Acórdãos TCAS

Acórdão do Tribunal Central Administrativo Sul
Processo:1217/16.1BELSB
Secção:CA
Data do Acordão:09/25/2025
Relator:LINA COSTA
Descritores:RECLAMAÇÃO
REMESSA DOS AUTOS
PRAZO
Sumário:I - A reclamação para a conferência constitui o meio adjectivo próprio ao dispor da parte que se sinta prejudicada pela decisão individual e sumária do relator sobre o objecto do recurso, podendo o recorrente/reclamante, nessa reclamação, restringir o objecto do recurso no uso do direito conferido pelo artigo 635º, nº 4, do CPC;
II - O prazo de 30 dias para requerer a remessa dos autos ao tribunal competente, nos termos do nº 2 do artigo 14º do CPTA, conta-se do trânsito em julgado da decisão que declare a incompetência;
III - O que não é alterado pela posterior interposição de recurso extraordinário de revisão.
Votação:UNANIMIDADE
Indicações Eventuais:Subsecção Administrativa Comum
Aditamento:
1
Decisão Texto Integral:
J…., identificado como autor nos autos de acção administrativa instaurada contra o Estado Português, inconformado veio interpor recurso jurisdicional do despacho, de 26.3.2023, do Tribunal Administrativo e Fiscal de Sintra, que indeferiu o pedido de remessa dos presentes autos ao tribunal competente, porque extemporâneo.
Foram apresentaram contra-alegações.
Foi proferida decisão sumária pelo relator que negou provimento ao recurso interposto, mantendo o despacho recorrido na ordem jurídica.
O Recorrente reclamou, requerendo que seja admitida a reclamação, e proferido acórdão sobre a matéria.
Não foram apresentadas respostas à reclamação que antecede.
O Ministério Público, em representação do R., o Estado Português, pugnou pelo indeferimento da reclamação.
A reclamação para a conferência constitui o meio adjectivo próprio ao dispor da parte que se sinta prejudicada pela decisão individual e sumária do relator sobre o objecto do recurso, podendo o recorrente/reclamante, nessa reclamação, restringir o objecto do recurso no uso do direito conferido pelo artigo 635º, nº 4, do CPC, mas não pode ampliar o seu objecto, faculdade limitada ao recorrido nos termos do artigo 636º, nº 1 do mesmo Código, isto é, limitada à parte vencedora que tendo decaído em alguns dos fundamentos da acção, apesar disso, obteve vencimento no resultado final. Ou pode apenas requerer que sobre a matéria recaia acórdão, ao abrigo do mencionado nº 3 do artigo 652º idem.
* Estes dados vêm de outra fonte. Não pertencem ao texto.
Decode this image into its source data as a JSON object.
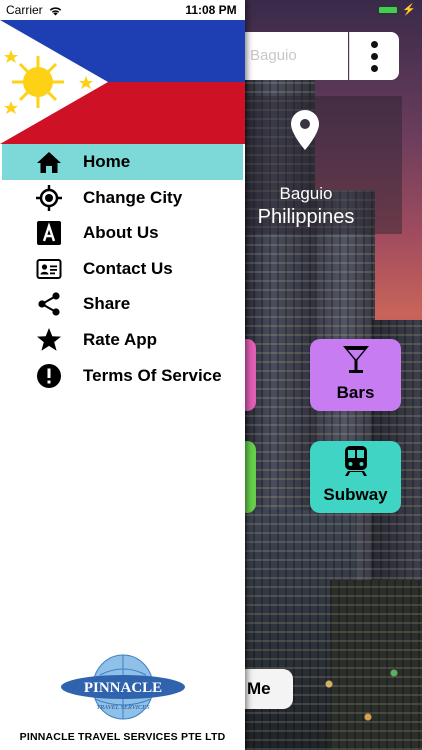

A reclamação para a conferência da decisão sumária, proferida apenas pelo relator, determina o conhecimento em conferência do mérito da apelação em momento anterior àquela.
Cumpre, pois, reapreciar as questões suscitadas pelo Recorrente, agora reclamante, em sede de conclusões do recurso, fazendo retroagir o conhecimento em conferência do mérito da apelação ao momento anterior à decisão sumária proferida porque são as conclusões das alegações de recurso que fixam o thema decidendum.
Assim,
Nas respectivas alegações, o Recorrente formulou as seguintes conclusões ipsis verbis:
«a. Não podemos acompanhar o juízo de extemporaneidade da pretensão do Autor/Recorrente de remessa dos presentes autos ao Tribunal competente (art. 14º, nº 2 do CPTA);
b. Mais a mais quando após a sentença de 1ª Instância que julga o TAF de Sintra incompetente materialmente para o julgamento da causa, o Autor reclamaou em 28/05/2018 da não admissão de recurso – conforme ref 005904932;
c. E após ser notificado do Acórdão do TCA Sul a manter a decisão em 23/11/2018 – ref 005986190 – interpôs Recurso de Revisão em 09/07/2019 – conforme ref 006076900;
d. Tendo apenas sido proferido Acórdão pelo TCA Sul em 19/05/2022 (notificado à parte em 20/05/2022 – ref 006528989)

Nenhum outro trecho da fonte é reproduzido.